Le 15/03/2022 à 11h00

Depuis les années 1990, dans l’est de la République démocratique du Congo, l’Ituri est le théâtre d’une atroce guerre opposant Lendu et Hema. Ces sanglants affrontements ethniques provoquèrent l’intervention de l’ONU et celle de l’armée française avec l’opération Artémis. Après quelques années de calme apparent, la guerre a aujourd’hui repris.

La région de l’Ituri tire son nom du principal fleuve qui la traverse. Région de hautes terres comprise entre la grande forêt congolaise à l’Ouest et le lac Albert à l’Est, à l’exception de ses zones bordières du lac Albert, elle jouit d’un climat salubre, propice tant à l’élevage qu’à l’agriculture, ce qui explique ses fortes densités humaines et la variété de ses habitants.

L’Ituri est également un carrefour géographique, climatique et humain dans lequel se sont superposées plusieurs strates de populations souvent entremêlées, ce qui rend difficilement compréhensibles ses actuels problèmes.

Les massacres qui se déroulent en Ituri ont d’abord une origine ethnique. Il s’agit de la poursuite de la séculaire opposition entre Héma et Lendu, une résurgence de conflits précoloniaux aujourd’hui aggravée par des données contemporaines: démographie et lutte pour les richesses naturelles qui se surimposent à la longue durée historique régionale.
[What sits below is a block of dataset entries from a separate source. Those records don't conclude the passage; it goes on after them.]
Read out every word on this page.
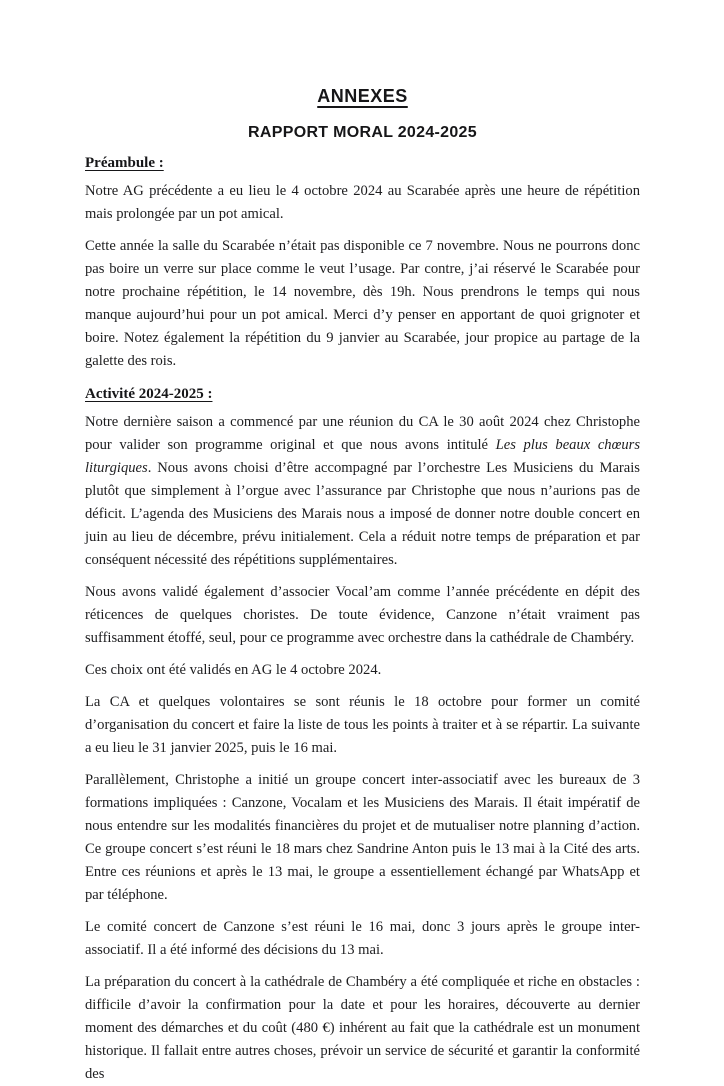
ANNEXES
RAPPORT MORAL 2024-2025
Préambule :

Notre AG précédente a eu lieu le 4 octobre 2024 au Scarabée après une heure de répétition mais prolongée par un pot amical.

Cette année la salle du Scarabée n’était pas disponible ce 7 novembre. Nous ne pourrons donc pas boire un verre sur place comme le veut l’usage. Par contre, j’ai réservé le Scarabée pour notre prochaine répétition, le 14 novembre, dès 19h. Nous prendrons le temps qui nous manque aujourd’hui pour un pot amical. Merci d’y penser en apportant de quoi grignoter et boire. Notez également la répétition du 9 janvier au Scarabée, jour propice au partage de la galette des rois.

Activité 2024-2025 :

Notre dernière saison a commencé par une réunion du CA le 30 août 2024 chez Christophe pour valider son programme original et que nous avons intitulé Les plus beaux chœurs liturgiques. Nous avons choisi d’être accompagné par l’orchestre Les Musiciens du Marais plutôt que simplement à l’orgue avec l’assurance par Christophe que nous n’aurions pas de déficit. L’agenda des Musiciens des Marais nous a imposé de donner notre double concert en juin au lieu de décembre, prévu initialement. Cela a réduit notre temps de préparation et par conséquent nécessité des répétitions supplémentaires.

Nous avons validé également d’associer Vocal’am comme l’année précédente en dépit des réticences de quelques choristes. De toute évidence, Canzone n’était vraiment pas suffisamment étoffé, seul, pour ce programme avec orchestre dans la cathédrale de Chambéry.

Ces choix ont été validés en AG le 4 octobre 2024.

La CA et quelques volontaires se sont réunis le 18 octobre pour former un comité d’organisation du concert et faire la liste de tous les points à traiter et à se répartir. La suivante a eu lieu le 31 janvier 2025, puis le 16 mai.

Parallèlement, Christophe a initié un groupe concert inter-associatif avec les bureaux de 3 formations impliquées : Canzone, Vocalam et les Musiciens des Marais. Il était impératif de nous entendre sur les modalités financières du projet et de mutualiser notre planning d’action. Ce groupe concert s’est réuni le 18 mars chez Sandrine Anton puis le 13 mai à la Cité des arts. Entre ces réunions et après le 13 mai, le groupe a essentiellement échangé par WhatsApp et par téléphone.

Le comité concert de Canzone s’est réuni le 16 mai, donc 3 jours après le groupe inter-associatif. Il a été informé des décisions du 13 mai.

La préparation du concert à la cathédrale de Chambéry a été compliquée et riche en obstacles : difficile d’avoir la confirmation pour la date et pour les horaires, découverte au dernier moment des démarches et du coût (480 €) inhérent au fait que la cathédrale est un monument historique. Il fallait entre autres choses, prévoir un service de sécurité et garantir la conformité des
Cependant, il faut bien voir que, même si l’or et les diamants alimentent les trésors de guerre, ils n’en sont pas la cause.

Le puzzle ethnique de l’Ituri est composé de dix ethnies principales.

Les Héma (ou Hima) font partie de ce grand ensemble pastoral qui se retrouve dans toute l’Afrique interlacustre et dont les populations ont ailleurs le nom de Tutsi ou de Hima. Nulle part, ils ne forment un ensemble territorial homogène et cela en raison de leur mode de vie pastoral.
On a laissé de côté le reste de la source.